Many teachers are left wondering how they can best prepare for the coming school year. They’re planners by nature, said Karla Amaya, 45, a middle school English teacher in Los Angeles. “But we don’t know what we’re getting ready for,” she said.
Regardless of plans, schools will not look the way they did before the pandemic, especially with social distancing, no group activities and little socializing.
“You can’t hold a kindergartener’s hand or give them a hug when they’re crying the first day,” Heise said. “How do you build relationships and community when you’re trying to keep everything at a distance for life safety?”
Even hybrid models are flawed compromises, some teachers said.
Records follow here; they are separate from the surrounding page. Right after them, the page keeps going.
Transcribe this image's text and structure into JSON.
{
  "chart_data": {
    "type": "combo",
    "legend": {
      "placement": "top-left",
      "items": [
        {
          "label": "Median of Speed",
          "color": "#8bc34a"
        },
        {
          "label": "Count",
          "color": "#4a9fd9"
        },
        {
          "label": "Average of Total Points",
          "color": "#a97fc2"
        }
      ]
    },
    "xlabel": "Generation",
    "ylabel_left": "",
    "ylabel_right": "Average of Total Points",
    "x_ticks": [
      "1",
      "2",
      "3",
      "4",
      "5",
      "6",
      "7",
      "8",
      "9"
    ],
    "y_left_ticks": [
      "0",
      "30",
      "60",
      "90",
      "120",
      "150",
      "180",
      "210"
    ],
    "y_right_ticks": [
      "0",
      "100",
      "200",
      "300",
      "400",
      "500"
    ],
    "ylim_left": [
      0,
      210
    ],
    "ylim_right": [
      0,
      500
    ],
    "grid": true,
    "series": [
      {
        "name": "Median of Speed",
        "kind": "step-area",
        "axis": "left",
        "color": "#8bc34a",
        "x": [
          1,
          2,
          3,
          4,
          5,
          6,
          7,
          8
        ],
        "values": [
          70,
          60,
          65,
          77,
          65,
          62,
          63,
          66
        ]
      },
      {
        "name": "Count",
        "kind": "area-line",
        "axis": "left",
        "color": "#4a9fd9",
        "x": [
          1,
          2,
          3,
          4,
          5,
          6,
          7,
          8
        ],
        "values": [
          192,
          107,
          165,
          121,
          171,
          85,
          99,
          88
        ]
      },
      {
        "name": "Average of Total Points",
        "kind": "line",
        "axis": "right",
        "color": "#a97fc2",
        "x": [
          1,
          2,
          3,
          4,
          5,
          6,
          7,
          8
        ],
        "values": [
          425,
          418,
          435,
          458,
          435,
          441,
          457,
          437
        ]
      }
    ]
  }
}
Amaya said that even if only half of the students come in one part of the day, followed by the other half, they are still at risk.
“We’re forgetting there’s a common denominator among all these kids: the teacher,” she said.
What would make teachers feel safer
Every educator who spoke to CNN said they wanted to return to the classroom.
“Being with students is the preferred model of learning. I think before this whole crisis maybe some people would have imagined that online learning was the next big thing, but I think now we see that it’s very limited,” said Rustin, the Pasadena history teacher. “That in-person connection is still very important.”
“But I just don’t see how at all that could happen,” he said.
While each teacher was skeptical about returning to the classroom, some felt there were certain things that would make them feel safer.
“The big thing is universal mask-wearing,” said Strunk, the middle school teacher in Virginia. “Establish the routine with both adults and students beforehand to make it much more the social norm.”
McByrd would prefer to spend the first quarter in school completely online, and allow school districts to make decisions about subsequent quarters based on the current data.
“Looking and determining whether it is viable to open for the next quarter would actually make me feel the most safe,” she said.
Gross wants to see cases decrease in New Jersey and nationwide, she said. It’s hard to feel comfortable going back to school when her phone is buzzing with a news alert that yet another record for new cases was broken, she said.
Amaya agreed, saying if cases were going down, more teachers would feel confident. “But it doesn’t make sense to go fully back when we’re in a worse place off today than we were” when schools closed this spring, Amaya said.
“I think we all look forward to someday being able to teach this pandemic as history instead of as present,” Strunk said.